The McLaren F1 Team is expecting an “extremely high” development rate in the 2022 Formula 1 season as teams get used to the new technical regulations.
This year we will see an introduction of new technical regulations in Formula 1, which will drastically modify the aerodynamics of the cars in order to improve the racing on-track.
These big changes have prompted teams to focus on the development of their new cars through the 2021 season, although the fight for the championship between Red Bull and Mercedes made things difficult for those two teams.
McLaren’s technical director James Key believes the sport will see an “extremely high” rate of development as teams get used to the new rules.
“I think the development rates will be likely extremely high,” Key told Motorsport.com.
“I think with the nature of these regs it’s probably going to equal out a bit quicker than what we have now, simply because there are so many different ways of doing things on our car, there’s always a different and new solution and a new avenue to pursue.

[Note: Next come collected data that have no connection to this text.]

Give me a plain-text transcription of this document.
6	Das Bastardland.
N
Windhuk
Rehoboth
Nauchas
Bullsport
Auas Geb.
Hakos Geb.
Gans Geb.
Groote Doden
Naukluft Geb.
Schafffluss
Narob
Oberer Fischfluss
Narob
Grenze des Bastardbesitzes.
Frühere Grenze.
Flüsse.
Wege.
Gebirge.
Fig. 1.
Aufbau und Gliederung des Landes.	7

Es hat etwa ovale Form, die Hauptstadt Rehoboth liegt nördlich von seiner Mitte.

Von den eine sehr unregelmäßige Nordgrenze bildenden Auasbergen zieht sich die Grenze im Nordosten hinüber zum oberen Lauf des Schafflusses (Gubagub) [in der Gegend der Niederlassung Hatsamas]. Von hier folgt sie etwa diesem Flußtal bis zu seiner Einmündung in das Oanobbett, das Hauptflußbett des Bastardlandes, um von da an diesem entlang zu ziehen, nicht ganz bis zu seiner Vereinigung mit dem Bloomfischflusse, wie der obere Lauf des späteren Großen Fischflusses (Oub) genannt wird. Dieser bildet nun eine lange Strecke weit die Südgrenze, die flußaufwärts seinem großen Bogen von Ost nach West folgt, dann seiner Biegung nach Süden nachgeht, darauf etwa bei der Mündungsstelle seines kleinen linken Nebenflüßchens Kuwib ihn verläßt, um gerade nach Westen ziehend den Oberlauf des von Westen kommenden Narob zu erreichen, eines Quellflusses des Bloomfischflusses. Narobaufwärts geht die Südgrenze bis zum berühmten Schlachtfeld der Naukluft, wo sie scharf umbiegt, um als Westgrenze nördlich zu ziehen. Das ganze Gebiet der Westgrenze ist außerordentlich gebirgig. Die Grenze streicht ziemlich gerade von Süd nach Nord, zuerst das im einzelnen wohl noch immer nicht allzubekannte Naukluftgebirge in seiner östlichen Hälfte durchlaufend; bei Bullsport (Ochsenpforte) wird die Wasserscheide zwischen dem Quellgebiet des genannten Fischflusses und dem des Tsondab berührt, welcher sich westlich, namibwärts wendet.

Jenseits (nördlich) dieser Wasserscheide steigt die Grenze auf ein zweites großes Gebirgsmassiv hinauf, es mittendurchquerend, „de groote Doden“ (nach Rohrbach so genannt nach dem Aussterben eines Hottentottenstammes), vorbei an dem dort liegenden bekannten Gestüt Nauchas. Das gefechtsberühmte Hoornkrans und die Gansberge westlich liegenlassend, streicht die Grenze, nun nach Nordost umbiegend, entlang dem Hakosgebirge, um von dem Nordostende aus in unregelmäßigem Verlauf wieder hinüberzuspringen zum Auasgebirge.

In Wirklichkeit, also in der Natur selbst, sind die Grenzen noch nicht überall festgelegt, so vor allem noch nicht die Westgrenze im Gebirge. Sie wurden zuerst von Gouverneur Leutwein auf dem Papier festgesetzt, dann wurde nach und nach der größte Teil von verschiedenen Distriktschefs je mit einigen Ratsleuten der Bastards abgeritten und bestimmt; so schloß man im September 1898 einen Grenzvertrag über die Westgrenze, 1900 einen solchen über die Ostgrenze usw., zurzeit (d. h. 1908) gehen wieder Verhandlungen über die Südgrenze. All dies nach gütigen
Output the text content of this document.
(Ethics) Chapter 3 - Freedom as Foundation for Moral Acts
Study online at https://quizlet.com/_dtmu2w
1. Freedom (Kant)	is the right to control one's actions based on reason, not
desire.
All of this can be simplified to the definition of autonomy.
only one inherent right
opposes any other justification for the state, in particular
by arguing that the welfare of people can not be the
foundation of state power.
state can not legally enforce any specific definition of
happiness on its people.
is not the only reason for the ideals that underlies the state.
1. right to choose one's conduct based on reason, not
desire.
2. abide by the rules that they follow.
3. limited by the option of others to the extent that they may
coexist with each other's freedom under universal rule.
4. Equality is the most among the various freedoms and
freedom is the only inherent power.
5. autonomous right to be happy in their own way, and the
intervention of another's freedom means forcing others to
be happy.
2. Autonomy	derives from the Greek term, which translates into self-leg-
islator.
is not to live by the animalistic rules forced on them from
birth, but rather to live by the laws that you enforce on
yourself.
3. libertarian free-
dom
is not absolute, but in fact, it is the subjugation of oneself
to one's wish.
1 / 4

“I think it will be a bit quicker with ’22 to begin with something that is a little bit closer, not necessarily in ’22, maybe by ’23 to be fair.
“But I think we’ve still got a lot to learn. Everyone’s got a lot to learn with ’22 cars. We’ve got to correlate them on track, we’ve got to see what everyone has done.
“There could be some real game-changers out there when you see other peoples’ cars. We’ve got to see how you perform against others and work out the strengths and weaknesses against our competitors. We’re all in the same boat in that respect.
“I think that will cause a lot of jumps in development and ideas as we progress in the first half of the season. And later in the year, that will coalesce into parts on the car.
“In terms of ’23, I suspect things will become more similar, because certain trends will have been identified by teams by then. Whether that means cars will look similar, it’s too early to say, but I think teams will certainly have a better idea of how to approach their ’23 cars than their ’22 cars.”